Our pleasure in the individual object or representation connects us with a more general, abstract sense of pleasure in our own cognitive powers. Whether or not we are persuaded that Kant is right, this is a rather lovely idea. Instead of looking to gain knowledge from the beautiful object we become aware of what Kant called in §1 the ‘feeling of life’ – a term connected etymologically with Belebung or ‘enlivening’. Kant concludes:

A representation which... is in agreement with the conditions of universality... brings the faculties of cognition into the well-proportioned [proportioniert] disposition [Stimmung] that we require for all cognition and hence also regard as valid for everyone (for every human being) who is determined to judge by means of understanding and sense in combination.

This becomes important later on, where he calls this mental disposition (Pluhar translates it ‘attunement‘ ) a ‘common sense’ (§21) and claims it is the a priori principle of taste. We will get to this ‘a priori principle’ in another post, but arguing the case for it is Kant’s stated goal in the CoJ.

He closes the second moment with a further definition of the beautiful:

That is beautiful that pleases universally without a concept.

‘Lawfulness without a law’


Kant’s theory of free play is one of the most important in his aesthetics. What it involves is sometimes labelled ‘lawfulness without a law’, or ‘free lawfulness’ (p124).

Kant sees concepts as, in part, rules or laws, applied by the understanding so the imagination can synthesise sense data. In the free play, the imagination and understanding harmonise in a way that generally obeys the rules of concepts (lawfulness) without actually using any (without a law).

Imagination in the free play... conforms to the general conditions for the application of concepts to objects that are presented to our senses, yet without any particular concept being applied, so that imagination conforms to the conditions of understanding without the constraint of particular concepts [SEP].
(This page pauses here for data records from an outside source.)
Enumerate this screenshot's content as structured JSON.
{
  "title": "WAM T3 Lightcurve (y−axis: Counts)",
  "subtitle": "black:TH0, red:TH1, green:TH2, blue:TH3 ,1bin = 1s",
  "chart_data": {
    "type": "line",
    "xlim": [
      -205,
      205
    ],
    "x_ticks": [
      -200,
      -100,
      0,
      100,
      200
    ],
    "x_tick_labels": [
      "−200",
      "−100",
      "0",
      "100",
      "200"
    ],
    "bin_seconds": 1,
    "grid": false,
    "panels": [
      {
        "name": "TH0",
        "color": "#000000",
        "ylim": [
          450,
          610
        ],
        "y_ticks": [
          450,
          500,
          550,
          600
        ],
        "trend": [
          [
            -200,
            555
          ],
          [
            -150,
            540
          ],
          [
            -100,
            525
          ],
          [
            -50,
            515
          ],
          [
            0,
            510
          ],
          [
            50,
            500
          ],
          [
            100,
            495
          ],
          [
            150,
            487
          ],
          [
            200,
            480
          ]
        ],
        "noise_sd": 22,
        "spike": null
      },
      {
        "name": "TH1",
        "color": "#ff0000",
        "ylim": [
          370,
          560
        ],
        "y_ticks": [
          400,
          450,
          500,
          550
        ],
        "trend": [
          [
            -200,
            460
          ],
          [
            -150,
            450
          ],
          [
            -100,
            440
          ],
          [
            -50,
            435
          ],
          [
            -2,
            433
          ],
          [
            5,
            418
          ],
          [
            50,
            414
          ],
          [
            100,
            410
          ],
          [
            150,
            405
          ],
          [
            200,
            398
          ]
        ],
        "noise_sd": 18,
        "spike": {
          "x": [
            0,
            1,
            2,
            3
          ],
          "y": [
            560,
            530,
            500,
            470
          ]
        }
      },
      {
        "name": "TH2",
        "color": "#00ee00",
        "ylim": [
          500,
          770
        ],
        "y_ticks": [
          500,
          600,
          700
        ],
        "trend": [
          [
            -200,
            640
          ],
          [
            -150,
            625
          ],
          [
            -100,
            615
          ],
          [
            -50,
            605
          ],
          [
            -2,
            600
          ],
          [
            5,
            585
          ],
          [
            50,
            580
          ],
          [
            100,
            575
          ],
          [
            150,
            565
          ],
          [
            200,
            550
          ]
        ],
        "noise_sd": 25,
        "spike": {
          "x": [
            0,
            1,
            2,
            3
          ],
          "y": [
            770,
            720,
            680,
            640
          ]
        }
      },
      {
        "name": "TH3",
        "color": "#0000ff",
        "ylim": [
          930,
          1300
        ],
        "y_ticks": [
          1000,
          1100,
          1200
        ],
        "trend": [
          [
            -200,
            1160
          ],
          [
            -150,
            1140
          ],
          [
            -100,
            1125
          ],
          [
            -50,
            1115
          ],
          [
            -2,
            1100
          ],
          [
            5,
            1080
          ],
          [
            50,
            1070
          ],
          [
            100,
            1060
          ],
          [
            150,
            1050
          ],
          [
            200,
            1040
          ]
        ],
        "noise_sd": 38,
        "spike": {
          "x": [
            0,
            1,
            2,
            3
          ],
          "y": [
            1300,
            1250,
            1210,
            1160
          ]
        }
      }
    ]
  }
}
This is paradoxical, and Kant doesn’t really nail it down, leaving to commentators to delve into how it might work and why it would be pleasurable.5

Notes


1. To my knowledge Kant never considers the possibility that different people or groups of people might have different faculties or forms of intuition. This is curious, given he was sexist and racist, but that’s another topic.
2. David Hume, Of the Standard of Taste (1757), §28.
3. Christian Helmut Wenzel suggests translating it as ‘cognition as such’ i.e. cognition transcendentally conceived. See his book An Introduction to Kant’s Aesthetics (2005).
4. Robert Wicks, Kant on Judgment (2007).
5. See for example Hannah Ginsborg, ‘Lawfulness Without a Law_Kant on the Free Play’ (1997).